What you describe is actually called the "painter's algorithm", and from what I understand, it's not just "far from perfect", it is most unsuitable to implement for 3d graphics.

E.g. imagine 2 rectangles made of 2 faces each, (4 including the backfacing ones), placed in 3d, in a way that they form an "extruded X", with their centers coinciding. There is no way to get the correct visual result based on triangle sorting.

The idea is to *minimize* pixel overdraw -the average number of times that a pixel is drawn, while rendering a scene- in order to save time and not deal with things that won't even be visible... Not maximize it!

In fact, a "rough" optimization, is to sort and render objects the other way -thus render first those ones *closer* to camera- because they generally occlude more volume in the viewport, and you end up saving significant portion of it from having to be drawn over and over... (with per pixel Z tests, that is)
Is there any reason you need 'perfect' sorting? (apart from general satisfaction)

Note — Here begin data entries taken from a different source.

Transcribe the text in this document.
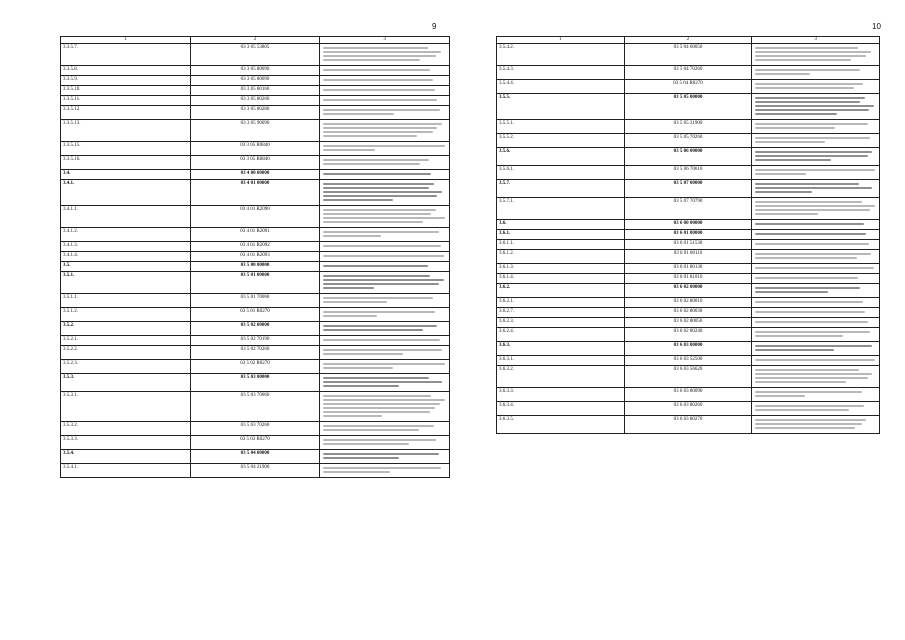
9	10
1	2	3
3.3.5.7.	03 3 05 53805	

3.3.5.8.	03 3 05 80090	

3.3.5.9.	03 3 05 80090	

3.3.5.10.	03 3 05 80160	

3.3.5.11.	03 3 05 80260	

3.3.5.12.	03 3 05 80280	

3.3.5.13.	03 3 05 90090	

3.3.5.15.	03 3 05 R0840	

3.3.5.16.	03 3 05 R0840	

3.4.	03 4 00 00000	

3.4.1.	03 4 01 00000	

3.4.1.1.	03 4 01 R2090	

3.4.1.2.	03 4 01 R2091	

3.4.1.3.	03 4 01 R2092	

3.4.1.4.	03 4 01 R2093	

3.5.	03 5 00 00000	

3.5.1.	03 5 01 00000	

3.5.1.1.	03 5 01 70060	

3.5.1.2.	03 5 01 R0270	

3.5.2.	03 5 02 00000	

3.5.2.1.	03 5 02 70190	

3.5.2.2.	03 5 02 70260	

3.5.2.3.	03 5 02 R0270	

3.5.3.	03 5 03 00000	

3.5.3.1.	03 5 03 70060	

3.5.3.2.	03 5 03 70260	

3.5.3.3.	03 5 03 R0270	

3.5.4.	03 5 04 00000	

3.5.4.1.	03 5 04 21900	
1	2	3
3.5.4.2.	03 5 04 60050	

3.5.4.3.	03 5 04 70260	

3.5.4.4.	03 5 04 R0270	

3.5.5.	03 5 05 00000	

3.5.5.1.	03 5 05 21900	

3.5.5.2.	03 5 05 70260	

3.5.6.	03 5 06 00000	

3.5.6.1.	03 5 06 70610	

3.5.7.	03 5 07 00000	

3.5.7.1.	03 5 07 70790	

3.6.	03 6 00 00000	

3.6.1.	03 6 01 00000	

3.6.1.1.	03 6 01 51530	

3.6.1.2.	03 6 01 80110	

3.6.1.3.	03 6 01 80130	

3.6.1.4.	03 6 01 81010	

3.6.2.	03 6 02 00000	

3.6.2.1.	03 6 02 80010	

3.6.2.7.	03 6 02 80030	

3.6.2.3.	03 6 02 80050	

3.6.2.4.	03 6 02 80240	

3.6.3.	03 6 03 00000	

3.6.3.1.	03 6 03 52500	

3.6.3.2.	03 6 03 56620	

3.6.3.3.	03 6 03 80090	

3.6.3.4.	03 6 03 80260	

3.6.3.5.	03 6 03 80270	
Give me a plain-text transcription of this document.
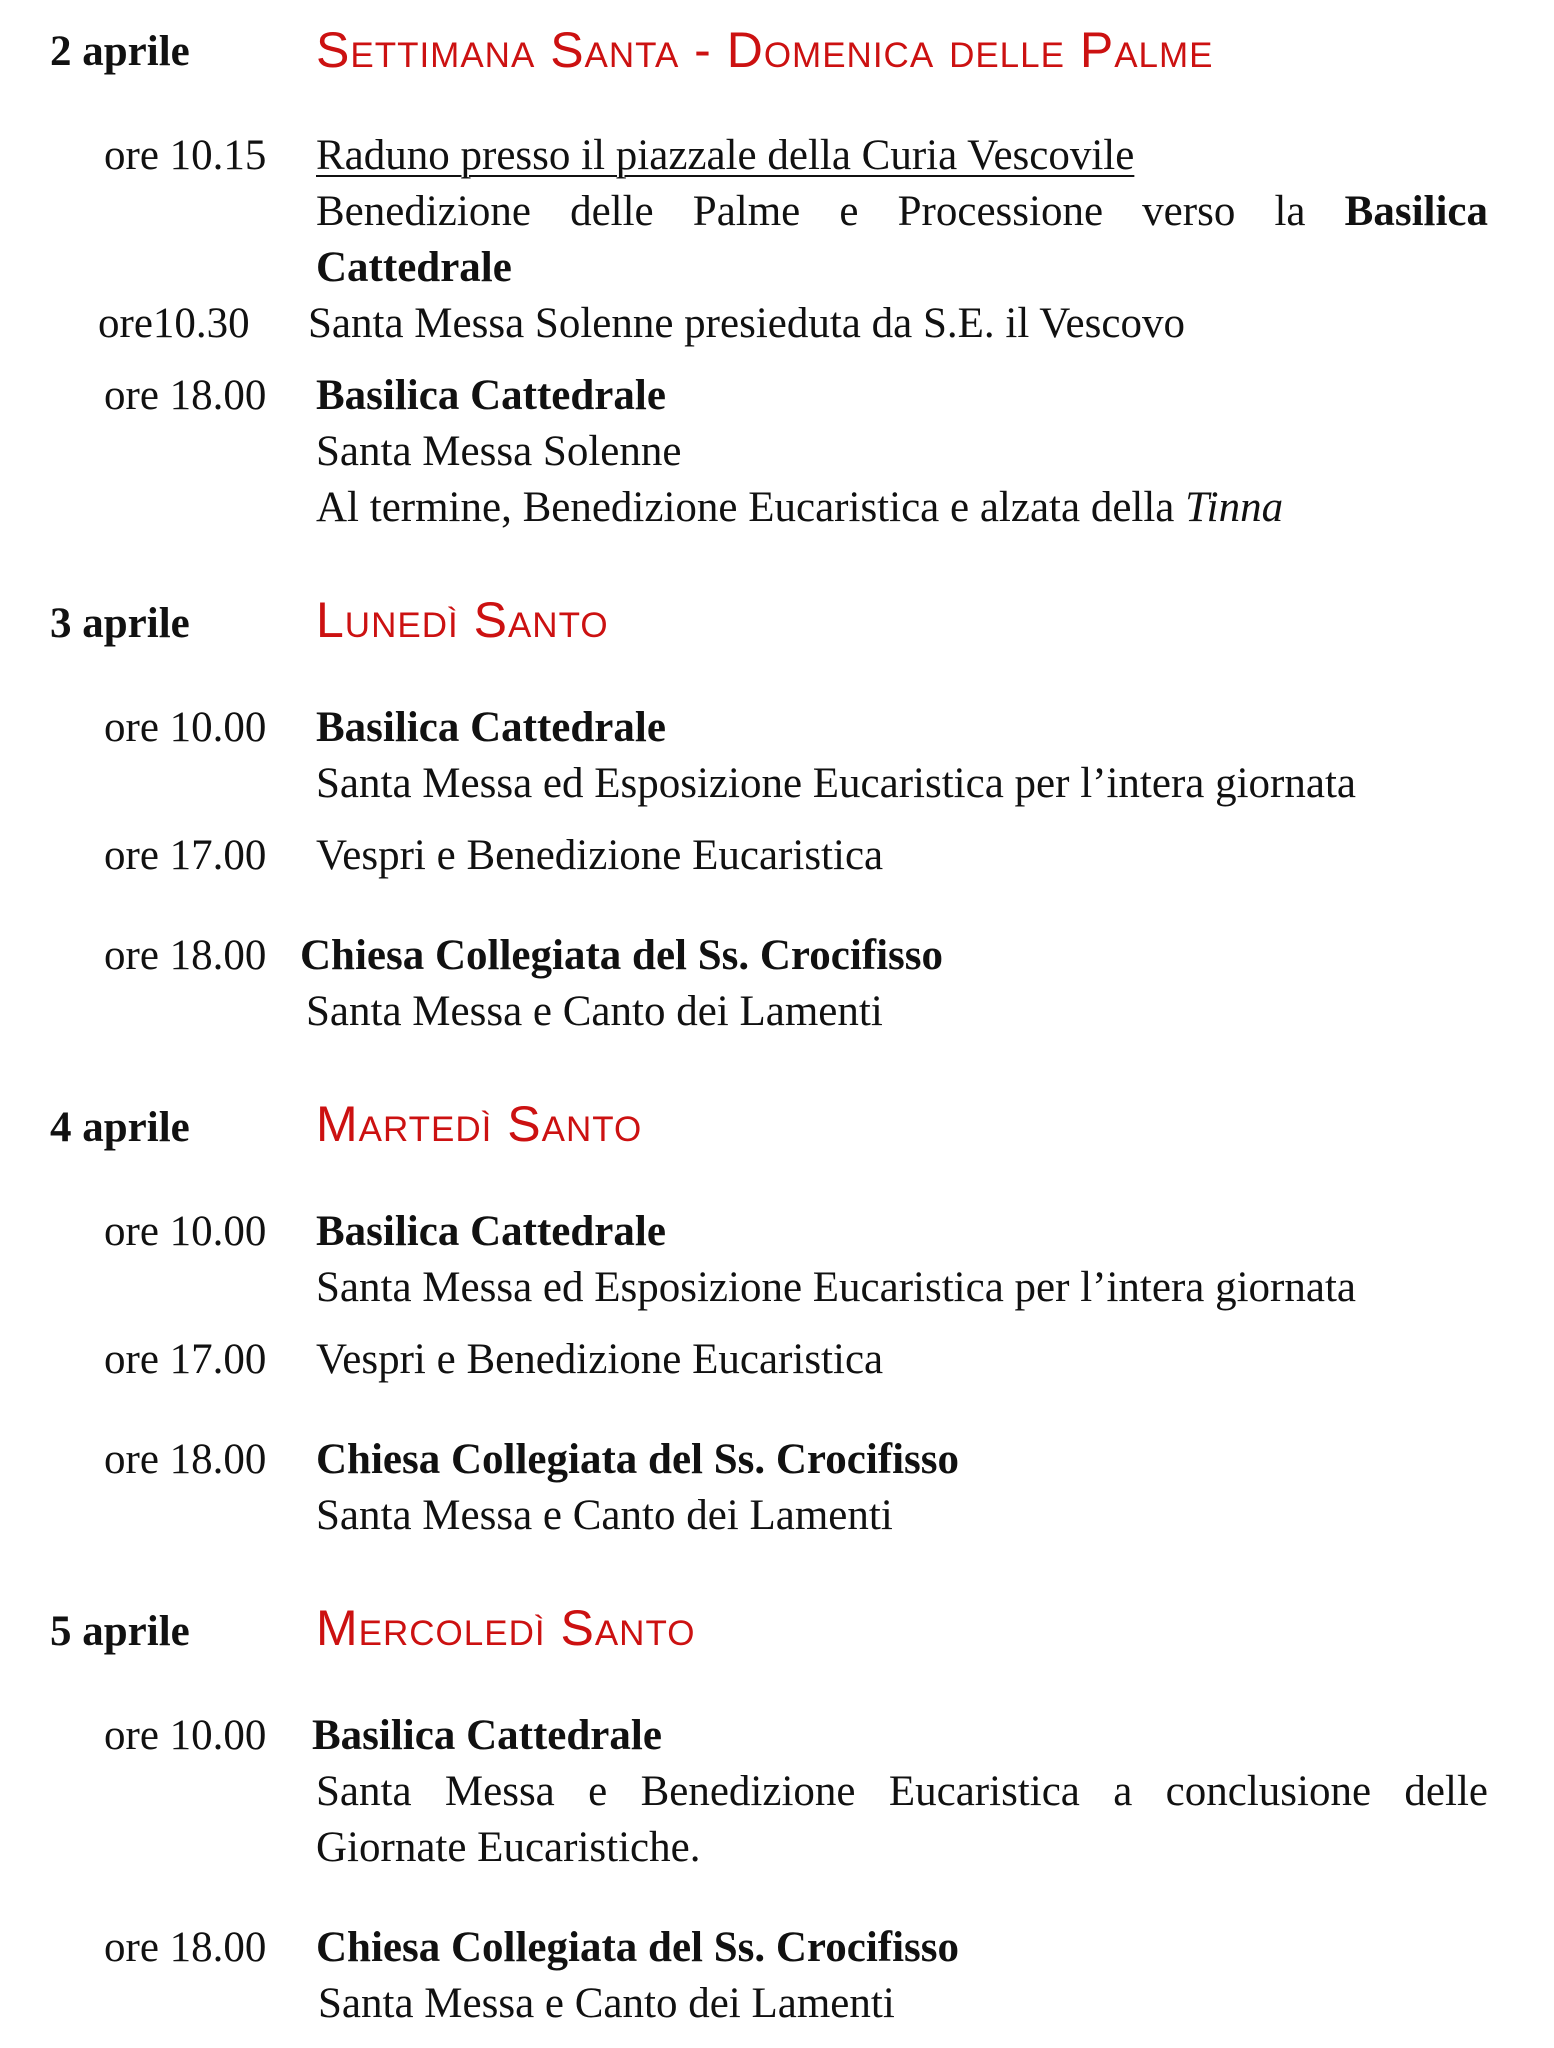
2 aprile	Settimana Santa - Domenica delle Palme
ore 10.15 Raduno presso il piazzale della Curia Vescovile
Benedizione delle Palme e Processione verso la Basilica
Cattedrale
ore10.30 Santa Messa Solenne presieduta da S.E. il Vescovo
ore 18.00 Basilica Cattedrale
Santa Messa Solenne
Al termine, Benedizione Eucaristica e alzata della Tinna
3 aprile	Lunedì Santo
ore 10.00 Basilica Cattedrale
Santa Messa ed Esposizione Eucaristica per l’intera giornata
ore 17.00 Vespri e Benedizione Eucaristica
ore 18.00 Chiesa Collegiata del Ss. Crocifisso
Santa Messa e Canto dei Lamenti
4 aprile	Martedì Santo
ore 10.00 Basilica Cattedrale
Santa Messa ed Esposizione Eucaristica per l’intera giornata
ore 17.00 Vespri e Benedizione Eucaristica
ore 18.00 Chiesa Collegiata del Ss. Crocifisso
Santa Messa e Canto dei Lamenti
5 aprile	Mercoledì Santo
ore 10.00 Basilica Cattedrale
Santa Messa e Benedizione Eucaristica a conclusione delle
Giornate Eucaristiche.
ore 18.00 Chiesa Collegiata del Ss. Crocifisso
Santa Messa e Canto dei Lamenti
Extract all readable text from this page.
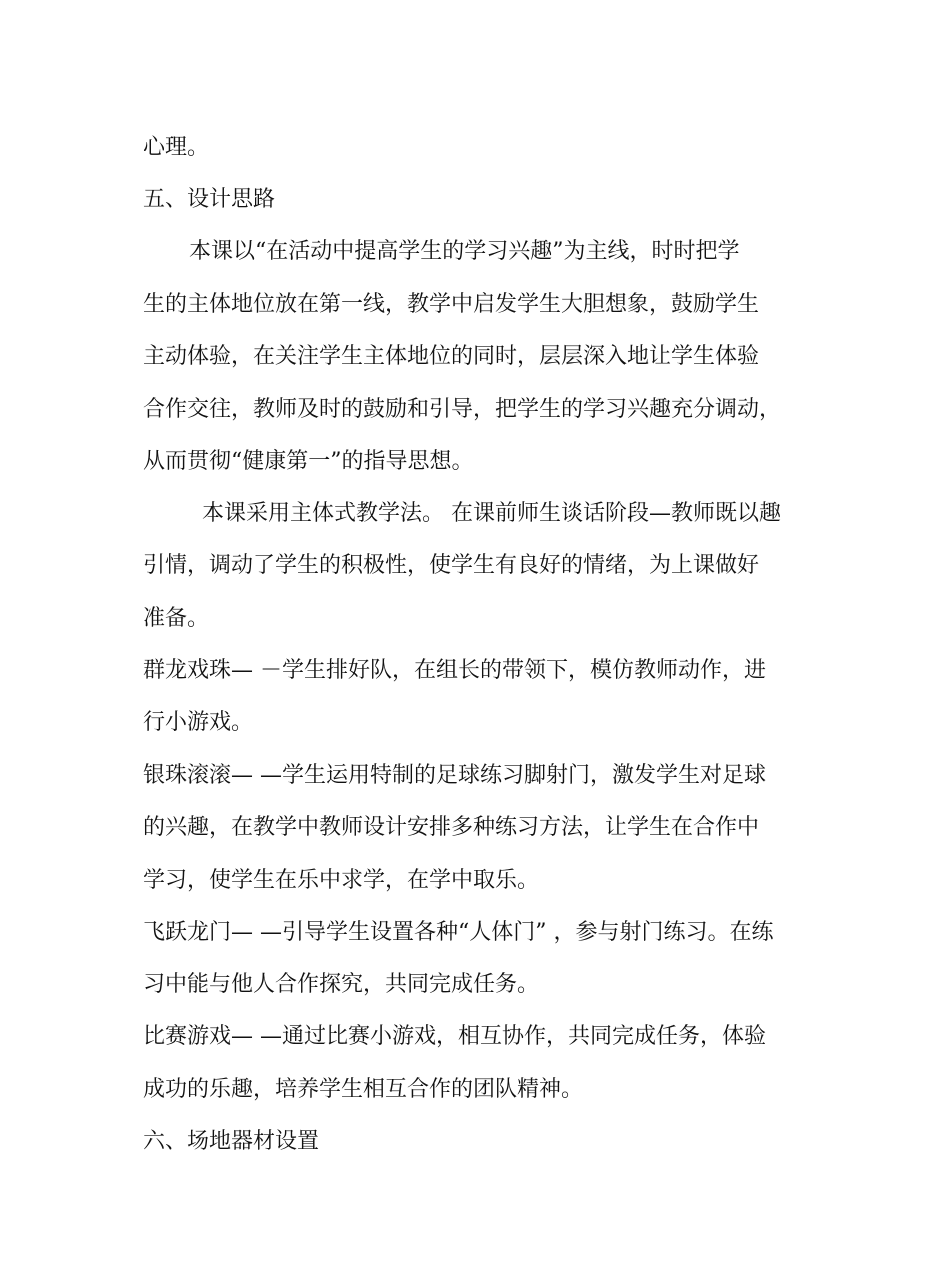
心理。
五、设计思路
本课以“在活动中提高学生的学习兴趣”为主线，时时把学
生的主体地位放在第一线，教学中启发学生大胆想象，鼓励学生
主动体验，在关注学生主体地位的同时，层层深入地让学生体验
合作交往，教师及时的鼓励和引导，把学生的学习兴趣充分调动，
从而贯彻“健康第一”的指导思想。
本课采用主体式教学法。 在课前师生谈话阶段—教师既以趣
引情，调动了学生的积极性，使学生有良好的情绪，为上课做好
准备。
群龙戏珠— －学生排好队，在组长的带领下，模仿教师动作，进
行小游戏。
银珠滚滚— —学生运用特制的足球练习脚射门，激发学生对足球
的兴趣，在教学中教师设计安排多种练习方法，让学生在合作中
学习，使学生在乐中求学，在学中取乐。
飞跃龙门— —引导学生设置各种“人体门” ，参与射门练习。在练
习中能与他人合作探究，共同完成任务。
比赛游戏— —通过比赛小游戏，相互协作，共同完成任务，体验
成功的乐趣，培养学生相互合作的团队精神。
六、场地器材设置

Out of the games I've worked none of them had a 100% precise sorting method, it generally ended up as a depth sort per model (based on bounding box), and art fixes to the geometry as needed ( i.e. chopping up into smaller models or just making saner geometry etc). We had to option to render objects with per poly sorting, but IIRC only one small object in the whole game had that option turned on, because it's so damn slow that we avoided it like the plague (in fact we considered the use of that particular draw call quite satanic).

Sorting for alpha is just a pain all the time, if you have good artists they will understand that it's a pain and make art which avoids a lot of the problems that can occur,

Paul
If you want to work at the world-space level (per-polygon/per-triangle) instead of in image-space(per-pixel, z-buffering) then you should start out with a BSP tree or such. It might take some massaging to get exactly what you want, but it'll get a good approximation to your target quickly.
what I'm trying to do is a cel-shaded look using quads. If I don't sort the triangles right, there's artifacts on the lines. Maybe I should look into a better technique?